Un “liberi tutti” preceduto di pochi giorni dall’inizio del processo Brontos che vede anche il nuovo presidente di MPS Alessandro Profumo imputato nel banco degli accusati per frode finanziaria. Si prevede l’esplosione di una questione morale nelle prossime settimane dall’esito incerto, visto che oggi Il Giornale se ne è uscito con lo scoop che vuole ancora Mussari indagato nell’affaire Antonveneta, iscritto nel registro degli indagati, e già oggetto di perquisizione domestica nel maggio scorso. Sembra che giovedì la Guardia di Finanza sia ritornata a Palazzo Sansedoni per acquisire nuovi documenti. Per ora l’azione della magistratura si ritiene circoscritta al fresh da un miliardo emesso a finanziamento dell’operazione, ma non si esclude che da cosa nasca cosa: “Manipolazione del mercato e ostacolo alle funzioni delle autorità di sorveglianza”. E così, di domenica mattina, se ne sono usciti tutti con la notizia a fare cassa di risonanza: gli intrecci tra politica e informazione sono tutti da circoscrivere, raccontare e decifrare. Ne verrà fuori uno spaccato di malcostume toscano e nazionale che non mancherà di far riflettere.

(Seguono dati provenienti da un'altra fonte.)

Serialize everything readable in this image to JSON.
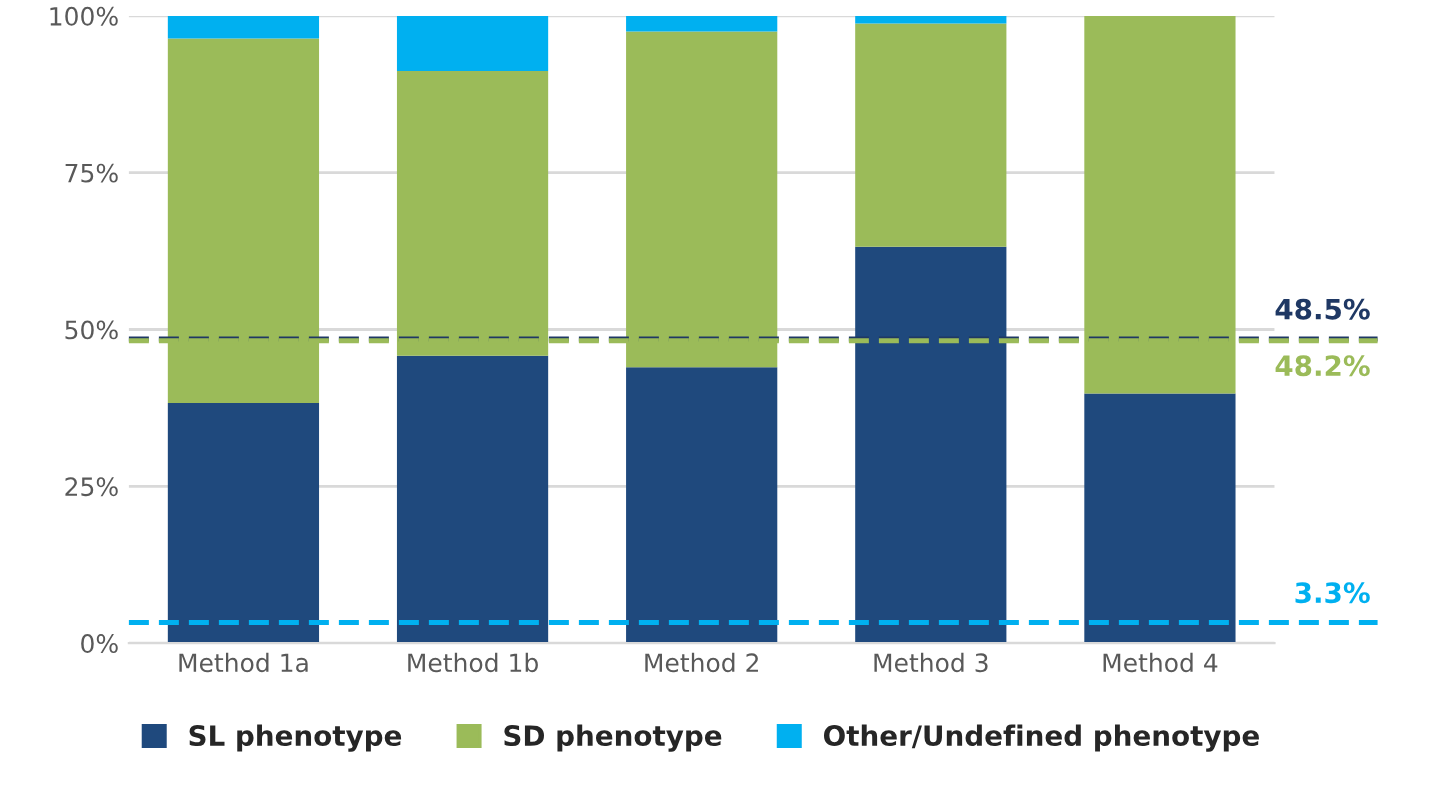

Secondo il racconto de Il Giornale, gli inquirenti si muoverebbero nella ricostruzione della vicenda Antonveneta con molti fondamentali punti in comune con quanto da questo giornale, dapprima tacciati come fantafinanza e poi sempre più seguiti, andiamo scrivendo da quasi due anni. Pare infatti che le indagini abbiano raggiunto il livello politico-burocratico che poteva autorizzare – solo lui – Mussari e Vigni a quelle operazioni altrimenti irrealizzabili. Assieme ad Anna Maria Tarantola, presidente Rai e nel 2007 funzionario generale di Bankitalia sarebbe stato ascoltato in qualità di persona informata sui fatti il ministro dell’Economia Vittorio Grilli, a quel tempo direttore generale del Tesoro (il ministro Padoa Schioppa nel frattempo ci ha lasciati). Poiché l’operazione Antonveneta si perfezionò nel corso del 2008, cose interessanti le potrebbe raccontare anche il Ministro dell’Economia che in quell’anno entrò in carica, Giulio Tremonti. E, per ultimo ma non meno interessante, l’ex presidente di Consob Lamberto Cardia: tutti costoro avevano il potere di fermare il massacro di Siena che si andava annunciando forte e chiaro. E non l’hanno fatto.

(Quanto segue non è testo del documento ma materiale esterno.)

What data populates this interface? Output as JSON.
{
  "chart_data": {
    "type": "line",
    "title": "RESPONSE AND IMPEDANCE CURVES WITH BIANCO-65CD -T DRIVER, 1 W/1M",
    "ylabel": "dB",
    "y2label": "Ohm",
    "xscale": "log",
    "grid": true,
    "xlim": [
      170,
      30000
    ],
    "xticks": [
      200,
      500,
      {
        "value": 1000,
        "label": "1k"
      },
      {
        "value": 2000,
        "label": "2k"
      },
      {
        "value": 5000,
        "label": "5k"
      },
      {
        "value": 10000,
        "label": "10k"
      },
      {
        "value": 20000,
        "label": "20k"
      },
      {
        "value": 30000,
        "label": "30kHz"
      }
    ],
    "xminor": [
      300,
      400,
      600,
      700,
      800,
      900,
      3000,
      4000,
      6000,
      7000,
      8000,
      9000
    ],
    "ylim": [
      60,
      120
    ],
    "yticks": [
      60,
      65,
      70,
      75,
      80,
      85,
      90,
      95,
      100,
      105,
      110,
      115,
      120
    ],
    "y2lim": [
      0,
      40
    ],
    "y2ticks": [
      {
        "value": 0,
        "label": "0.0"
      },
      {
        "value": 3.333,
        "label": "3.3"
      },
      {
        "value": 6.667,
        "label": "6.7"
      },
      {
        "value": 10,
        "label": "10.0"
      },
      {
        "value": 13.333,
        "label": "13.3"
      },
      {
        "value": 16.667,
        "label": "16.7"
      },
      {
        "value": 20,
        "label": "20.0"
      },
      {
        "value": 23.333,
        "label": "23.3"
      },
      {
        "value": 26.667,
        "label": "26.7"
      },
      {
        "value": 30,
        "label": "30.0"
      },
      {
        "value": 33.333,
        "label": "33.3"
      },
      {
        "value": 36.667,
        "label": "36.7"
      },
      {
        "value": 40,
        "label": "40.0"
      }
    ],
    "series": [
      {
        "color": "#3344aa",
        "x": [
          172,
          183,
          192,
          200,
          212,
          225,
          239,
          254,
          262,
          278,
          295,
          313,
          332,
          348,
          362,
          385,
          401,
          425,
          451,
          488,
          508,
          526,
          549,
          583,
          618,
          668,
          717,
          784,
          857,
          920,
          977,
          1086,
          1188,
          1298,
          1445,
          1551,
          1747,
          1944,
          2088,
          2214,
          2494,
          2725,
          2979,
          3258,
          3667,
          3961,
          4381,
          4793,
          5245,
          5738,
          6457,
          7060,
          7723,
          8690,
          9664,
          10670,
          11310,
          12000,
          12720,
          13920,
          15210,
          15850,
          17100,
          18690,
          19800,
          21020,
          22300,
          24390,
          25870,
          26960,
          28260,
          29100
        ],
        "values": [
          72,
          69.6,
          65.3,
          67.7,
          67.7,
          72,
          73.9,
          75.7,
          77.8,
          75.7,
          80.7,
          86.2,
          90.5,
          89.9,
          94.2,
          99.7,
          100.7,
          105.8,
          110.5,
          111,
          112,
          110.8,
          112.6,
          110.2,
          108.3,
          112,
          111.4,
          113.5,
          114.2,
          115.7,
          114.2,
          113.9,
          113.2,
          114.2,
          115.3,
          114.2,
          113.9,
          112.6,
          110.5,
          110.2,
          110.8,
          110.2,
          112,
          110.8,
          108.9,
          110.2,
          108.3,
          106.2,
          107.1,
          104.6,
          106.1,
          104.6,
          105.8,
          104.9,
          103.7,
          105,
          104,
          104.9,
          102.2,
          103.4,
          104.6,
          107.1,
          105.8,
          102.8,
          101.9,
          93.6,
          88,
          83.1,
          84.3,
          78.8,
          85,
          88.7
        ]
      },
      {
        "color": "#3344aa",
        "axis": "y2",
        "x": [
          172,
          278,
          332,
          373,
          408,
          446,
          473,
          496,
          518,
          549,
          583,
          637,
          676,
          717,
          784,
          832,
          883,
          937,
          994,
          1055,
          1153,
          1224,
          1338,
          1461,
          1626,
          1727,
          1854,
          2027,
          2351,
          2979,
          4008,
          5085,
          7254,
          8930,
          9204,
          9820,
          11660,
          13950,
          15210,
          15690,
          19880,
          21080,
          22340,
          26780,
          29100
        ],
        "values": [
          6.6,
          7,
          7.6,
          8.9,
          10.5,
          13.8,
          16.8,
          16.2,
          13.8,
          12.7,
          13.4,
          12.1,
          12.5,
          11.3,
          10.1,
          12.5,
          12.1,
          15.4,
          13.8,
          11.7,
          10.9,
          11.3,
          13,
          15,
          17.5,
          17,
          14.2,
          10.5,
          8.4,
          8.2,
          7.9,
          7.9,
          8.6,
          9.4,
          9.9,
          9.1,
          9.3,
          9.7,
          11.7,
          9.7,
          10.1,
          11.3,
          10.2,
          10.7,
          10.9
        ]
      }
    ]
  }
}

Il Giornale accosta il sovrapprezzo pagato da Mussari a Botin alla nascita in quegli stessi giorni – in un mare di debiti pregressi che nessuno voleva portarsi dietro – del Partito Democratico; e la fretta che assalì il presidente di Rocca Salimbeni tanto da non fargli prendere alcuna precauzione (così che gli spagnoli gli confezionarono il “pacco” che tutti conosciamo) fosse legata a altre necessità pecuniarie che non la salvaguardia del beneamato Monte. D’altra parte la stampa nazionale ha ricordato nel giugno scorso come i DS, partito che non esiste più, abbiano ancora quest’anno debiti per 156 milioni di euro (dati del bilancio firmato dal tesoriere Ugo Sposetti), la proprietà di 2.399 immobili e 49 persone a libro paga. Lo stesso Sposetti, in una lettera al Corriere della Sera datata 30 novembre 2007, scriveva: “nel 2001, all’atto del mio insediamento come tesoriere dei Ds, ho trovato un’esposizione di 580 milioni di euro”. Di un partito che, senza una attività economica che gli portasse guadagno, di soldi ne ha spesi una infinità negli anni seguenti.